What if all the bad news is already priced into the American depositary shares (ADSs) of Cemex?

Merrill Lynch believes that Mexican stocks will rebound and that Cemex will lead the pack of companies in upside. The firm raised Cemex to Buy from Neutral and raised its price target to $8.50 per ADS from $8.00.

Merrill Lynch’s Carlos Peyrelongue noted that Cemex has a 10% free cash flow yield that has become too attractive to ignore, even with the Mexican elections. The analyst sees Cemex’s election risk in Mexico more than priced in and the impact is already reflected in the firm’s estimates.

The Merrill Lynch report also noted that Carlos Capistran, its Mexico Economist, now believes a NAFTA deal is within reach and there is a chance that the deal could approved relatively quickly.

The Merrill Lynch investment rationale is based on Cemex being the least expensive large cap in Mexico, trading at a 10% free cash flow yield in 2018 and 2019. The firm is actually below the consensus earnings estimates as it awaits what may be a disappointing election in Mexico, but it sees most of the firm’s cement markets generating strong earnings.

The Merrill Lynch call more or less negates a prior call made in March when the firm lowered its price objective to $8.00 from $8.70. Other analyst calls on Cemex in recent weeks have been seen as follows:

  • Barclays maintained its Overweight rating but trimmed the price target to $10 from $11 in March.
  • JPMorgan maintained its Overweight rating in March but trimmed its target to $10 from $10.60.
  • UBS downgraded Cemex to Sell from Buy in February.

Cemex closed on Friday at $6.87 per ADS, but those shares were last seen trading up less than 3% at $7.06. This compares with a 52-week trading range of $6.43 to $10.37 and a consensus analyst target price of $9.77.

It was just in February that Cemex reported its highest net income in a decade.
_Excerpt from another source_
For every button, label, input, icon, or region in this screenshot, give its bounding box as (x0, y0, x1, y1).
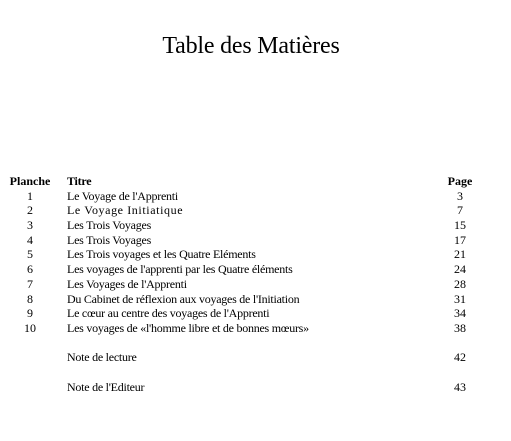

At that time, CEO Fernando Gonzalez said:

Although 2017 was a challenging year, our two largest markets, Mexico and the United States, performed well with like-to-like increases in their EBITDA. We also generated free cash flow after maintenance capex of close to US$1.3 billion, with a 50% EBITDA-to-free-cash-flow conversion rate and which, together with our asset-divestment initiatives, resulted in pro-forma debt reduction of close to US$2.1 billion during the year… We had important headwinds during the year: underperformance in Colombia, Egypt and the Philippines as well as increased energy costs, mainly in Mexico. As we have done in the past, we focused on the variables we control to dampen these headwinds and we continued to deliver solid results.